Ben artık ayakta durabilmek için süt firmasına sütü vermekten yana değil, mahalle mahalle satarak ayakta durmaya çalışıyorum. Süt firmasına verdiğimiz zaman kazanma olasılığımız zaten kalmıyor. Sütlerimizi şişeliyoruz, mahalle mahalle dağıtıyoruz. Yem fiyatları yerinde durmuyor. Bu fiyatlar her gün artıyor. Bu işletmenin günlük masrafları çok fazla. Mesala aylık kira giderimiz 30 bin lira. Bu işletmeyi yapmaya kalksan şu an en az 20 milyon maliyeti var. Elektrik giderleri, veteriner masrafı, ilaçlar da devamlı zamlı geliyor. Aylık toplama vurduğumuz zaman masraflar 100 bin lirayı geçiyor. Ay sonunda kazandığımız süt parası bizim giderlerimizi karşılamıyor. Yemleri daha önceden almamıza karşı bu işletmenin aylık 300 bin lira yem gideri var.
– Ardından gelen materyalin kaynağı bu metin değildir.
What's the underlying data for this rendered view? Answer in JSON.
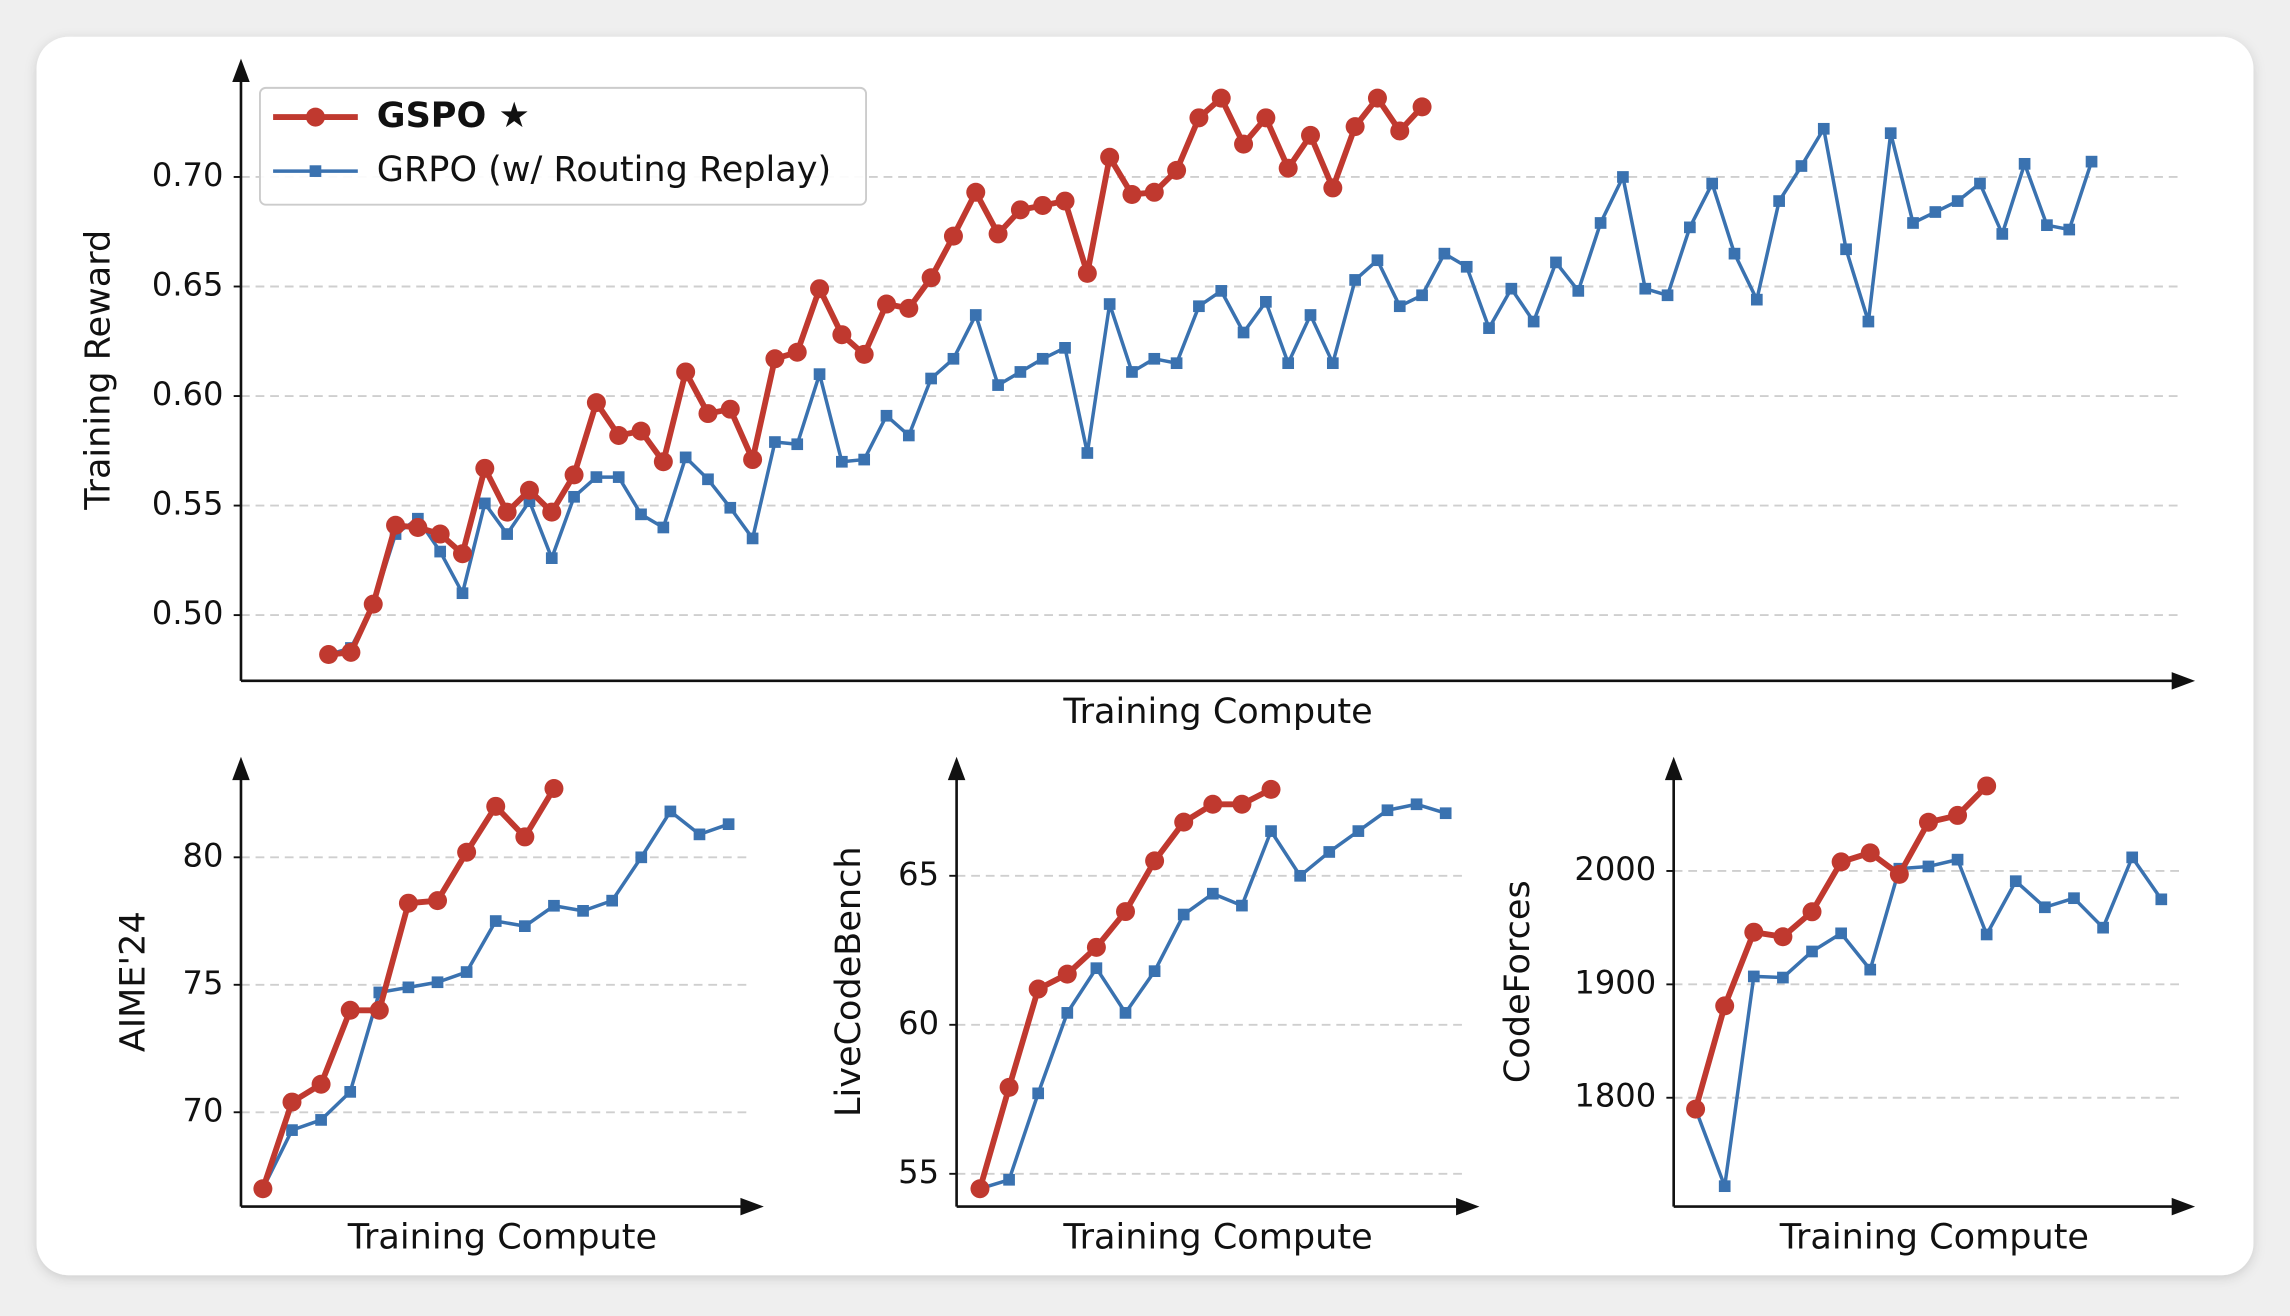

Bunun dışında 100 lira kira ve diğer masraflarımız var. Bu rakam 400- 450 bin lirayı buluyor. Şu anda süt satışımız ise 400 bin liraya tekabül ediyor. Ucu ucuna çıkıyor çoğu zamanda çıkmıyor. Şu anda süt gelirinden maalesef bir karımız  yok. 

"ENFLASYONU DÜŞÜRECEĞİZ DİYE ÇİFTÇİYİ BİTİRDİLER"

Hayvanlara verdiğimiz arpa kırmasının şu andaki fiyatı 10 lira buna da daha zam gelmedi. Bu rakam 3- 4 ay önce 6 liraydı. Zam geleceği söyleniyor. Besi yeminin şu andaki kilosu 12 lira. Bir hayvan yaklaşık kaba yem haricinde, 10 kilo yem yiyor. 120 lira yem gideri var. Bir dananın günlük maliyeti 200 lira. Nisan ayında karkas et 250 liraydı. Şu anda aynı fiyat değişmedi. Bizler yaklaşık 50 dönüm arazi kiralıyoruz. Bunları ekiyoruz. Gübresi örneklemek gerekirse bir çuval dap gübresi bin lira oldu. Çok yüksek bir gübre gideri, kira gideri. Barajlarda doluluk olursa suladığımızda mahsül alabiliyoruz. Ona baktığımızda giderleri karşılamıyor çünkü masrafları ağır. Şu anda besilik bir buzağının anasından doğduğu anki fiyatı 30 bin lira. Bunun günlük masrafı 150 lira, aylık 4 bin 500 lira. 2 yılda bu hayvan kesildiğinde 100 bin lira gibi gider maliyeti var. 30 bin lira da doğum maliyetini koyduğun zaman bu rakam 130 bin liraya mal oluyor. Şu an ben kestirdiğim zaman 100 bin lira gibi bir rakam yapıyor. Enflasyonu düşüreceğiz, et fiyatları düşüreceğiz diye çiftçiyi, besiciyi bitirdiler. Bizler banka kredisi ile ayakta durabiliyoruz. Kredi çekemeyen üreticilerin hepsi şu anda batmış durumda.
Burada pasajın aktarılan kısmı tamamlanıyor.